Gabe Gloden: Sure, it’s just like Kid Rock, only a little more country and a little less hip hop, but could it become the next big thing? Will the bling bling generation trade in their Escalades for Chevy trucks? Will the bottles of bub gather dust on their new ice-laden wine racks, only to be replaced with fifths of Jack and Red Man? Will the Bush campaign attain the rights to use this song as their 2004 campaign theme? Crazier things have happened. Kid Rock, anyone?
Matt Chesnut: Incidentally, I thought I was going to hate this song but I don’t. The banjo lick is nice and country music needs a break from all the rabid jingoism and Ford commercialism from ol’ Tobe. Plus, this is the theme for the World Series of Poker, which can’t be a bad thing. But this is a message to the students of O’Connor High School. Before long, every Copenhagen dipping, Wrangler-wearing douche bag at your school will be blaring this from their Confederate flagged monster truck. I am thankful I have graduated.
Andrew Unterberger: Well, this one’s certainly a lot more tolerable to us non-country folk than “Redneck Woman,” but it still doesn’t tickle my fancy. They get major points for that slogan-happy chorus, but the “bling-blinin’” shit just rings stupid to me. Whatever, maybe I’m hopeless when it comes to pop-country crossovers.
Ian Mathers: I didn’t know Hoobastank were emo. No, wait; bad emo. I also wouldn’t have known this was Hoobastank if you didn’t tell me, and although it has a slightly more metallic sheen than some, it’s mostly just indistinguishable from the masses of what we laughingly call “modern rock”.
Josh Love: “It seems to me that all of us have lost our patience.
'cause everyone thinks they're right, and nobody thinks that there just might
be more than one road to our final destination”
“I'm tired of playing games, of looking for someone else to blame
for all the holes in answers that are clearly showing”
“So why does there only have to be one correct philosophy?
I don't want to go and follow you just to end up like one of them”
Ladies and gentlemen, it’s my honor to introduce the next President of the United States, Sen. John Kerry, everyone!
Akiva Gottlieb: Certainly an improvement over the turgid melodrama of “The Reason”, this song showcases Hoobastank’s edgier side…which doesn’t mean it stanks much less.

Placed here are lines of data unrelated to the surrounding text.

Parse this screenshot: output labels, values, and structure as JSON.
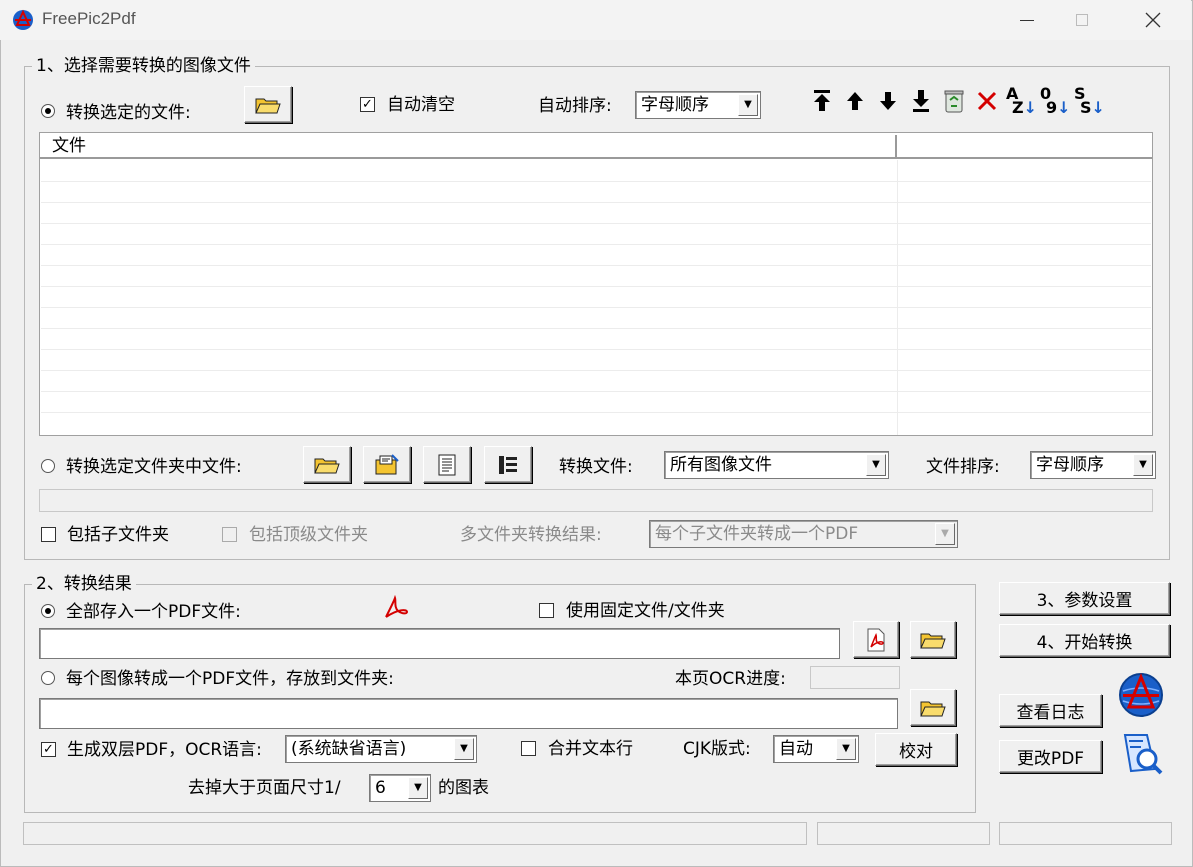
{
  "window": {
    "title": "FreePic2Pdf",
    "minimize_icon": "minimize-icon",
    "maximize_icon": "maximize-icon",
    "close_icon": "close-icon"
  },
  "section1": {
    "legend": "1、选择需要转换的图像文件",
    "convert_selected_files_label": "转换选定的文件:",
    "auto_clear_label": "自动清空",
    "auto_clear_checked": true,
    "auto_sort_label": "自动排序:",
    "auto_sort_value": "字母顺序",
    "toolbar": [
      {
        "name": "move-top-icon",
        "glyph": "⤒"
      },
      {
        "name": "move-up-icon",
        "glyph": "🡑"
      },
      {
        "name": "move-down-icon",
        "glyph": "🡓"
      },
      {
        "name": "move-bottom-icon",
        "glyph": "⤓"
      },
      {
        "name": "recycle-bin-icon",
        "glyph": "♻"
      },
      {
        "name": "delete-icon",
        "glyph": "✕"
      },
      {
        "name": "sort-az-icon",
        "glyph": "AZ"
      },
      {
        "name": "sort-09-icon",
        "glyph": "09"
      },
      {
        "name": "sort-size-icon",
        "glyph": "SS"
      }
    ],
    "file_list": {
      "column_file": "文件",
      "column_2": ""
    },
    "convert_folder_label": "转换选定文件夹中文件:",
    "convert_files_label": "转换文件:",
    "convert_files_value": "所有图像文件",
    "file_sort_label": "文件排序:",
    "file_sort_value": "字母顺序",
    "include_subfolders_label": "包括子文件夹",
    "include_top_folder_label": "包括顶级文件夹",
    "multi_folder_result_label": "多文件夹转换结果:",
    "multi_folder_result_value": "每个子文件夹转成一个PDF"
  },
  "section2": {
    "legend": "2、转换结果",
    "save_single_pdf_label": "全部存入一个PDF文件:",
    "use_fixed_label": "使用固定文件/文件夹",
    "each_image_label": "每个图像转成一个PDF文件，存放到文件夹:",
    "ocr_progress_label": "本页OCR进度:",
    "dual_layer_label": "生成双层PDF，OCR语言:",
    "dual_layer_checked": true,
    "ocr_language_value": "(系统缺省语言)",
    "merge_lines_label": "合并文本行",
    "cjk_layout_label": "CJK版式:",
    "cjk_layout_value": "自动",
    "proofread_button": "校对",
    "remove_charts_prefix": "去掉大于页面尺寸1/",
    "remove_charts_value": "6",
    "remove_charts_suffix": "的图表"
  },
  "side": {
    "params_button": "3、参数设置",
    "start_button": "4、开始转换",
    "view_log_button": "查看日志",
    "modify_pdf_button": "更改PDF"
  },
  "colors": {
    "accent_red": "#d40000",
    "folder_yellow": "#f4c430",
    "blue_icon": "#1a5fc9"
  }
}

Kinda instantly forgettable, and I don’t want to talk about it.
Gabe Gloden: There’s so much controversy in the music community over where, exactly, Hoobastank got their name. There are those who feel it was adopted from a band member’s Swedish middle name, and then there’s the vocal camp that feels it’s a derivative of the phrase “Who’s Butt Stinks?” Even others argue that it’s just some last minute made-up word because they were too busy being haphazardly thrown together by a major label. But there’s no controversy surrounding their quality. They suck.

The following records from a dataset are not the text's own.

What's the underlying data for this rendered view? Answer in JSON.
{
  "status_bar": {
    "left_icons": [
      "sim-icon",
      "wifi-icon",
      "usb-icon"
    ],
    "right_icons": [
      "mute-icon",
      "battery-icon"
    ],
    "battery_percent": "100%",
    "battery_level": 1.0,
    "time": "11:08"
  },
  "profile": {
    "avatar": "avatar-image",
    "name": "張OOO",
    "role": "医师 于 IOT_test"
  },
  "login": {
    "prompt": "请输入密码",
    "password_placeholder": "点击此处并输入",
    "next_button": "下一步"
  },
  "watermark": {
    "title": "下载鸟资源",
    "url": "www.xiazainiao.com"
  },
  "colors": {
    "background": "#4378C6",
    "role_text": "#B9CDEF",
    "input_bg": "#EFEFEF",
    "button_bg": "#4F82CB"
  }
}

Matt Chesnut: This reminds of my every local show I’ve gone to. No one’s paying attention to the band except a couple of the band’s friends, the cigarette smoke is wafting in the night air, I’m coughing and I think “So, this is it. This is how I die.” This song is the same. The vocals are totally negligible, the chorus is just there, I’m coughing, and I think in some ironic twist, my life will end when this song is playing. And then the song is over. Well, at least I have my health.

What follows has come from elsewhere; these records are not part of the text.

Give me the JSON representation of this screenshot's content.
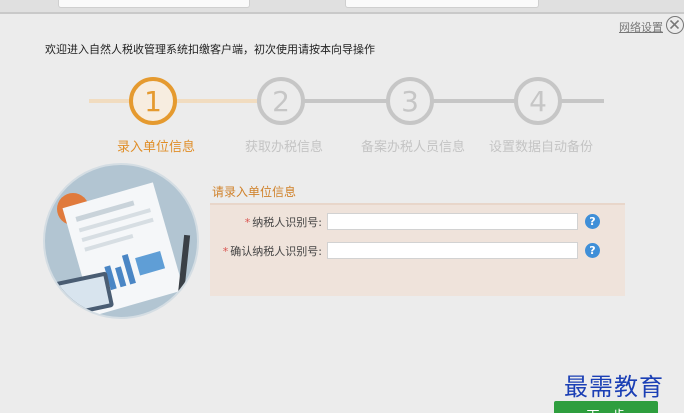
{
  "header": {
    "network_settings": "网络设置",
    "welcome": "欢迎进入自然人税收管理系统扣缴客户端，初次使用请按本向导操作"
  },
  "steps": [
    {
      "number": "1",
      "label": "录入单位信息",
      "active": true
    },
    {
      "number": "2",
      "label": "获取办税信息",
      "active": false
    },
    {
      "number": "3",
      "label": "备案办税人员信息",
      "active": false
    },
    {
      "number": "4",
      "label": "设置数据自动备份",
      "active": false
    }
  ],
  "form": {
    "title": "请录入单位信息",
    "required_mark": "*",
    "fields": [
      {
        "label": "纳税人识别号:",
        "value": ""
      },
      {
        "label": "确认纳税人识别号:",
        "value": ""
      }
    ],
    "help": "?"
  },
  "footer": {
    "next_label": "下一步",
    "watermark": "最需教育"
  },
  "colors": {
    "accent": "#e59a2f",
    "inactive": "#c6c6c6",
    "next_button": "#2e9e3e",
    "help_icon": "#3f8fd8"
  }
}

Andrew Unterberger: Hoobastank may currently be tied with Nickelback as the most hate able band on the planet, but let’s face it—“The Reason” was a great song. Or maybe not, but I’ll always hold a soft spot for it. However, one power ballad is probably going to be enough for these guys, and “Same Direction” places them firmly back in dire “Crawling in the Dark” territory. Eh, it could still be worse—yeah, Nickelback, you heard me right.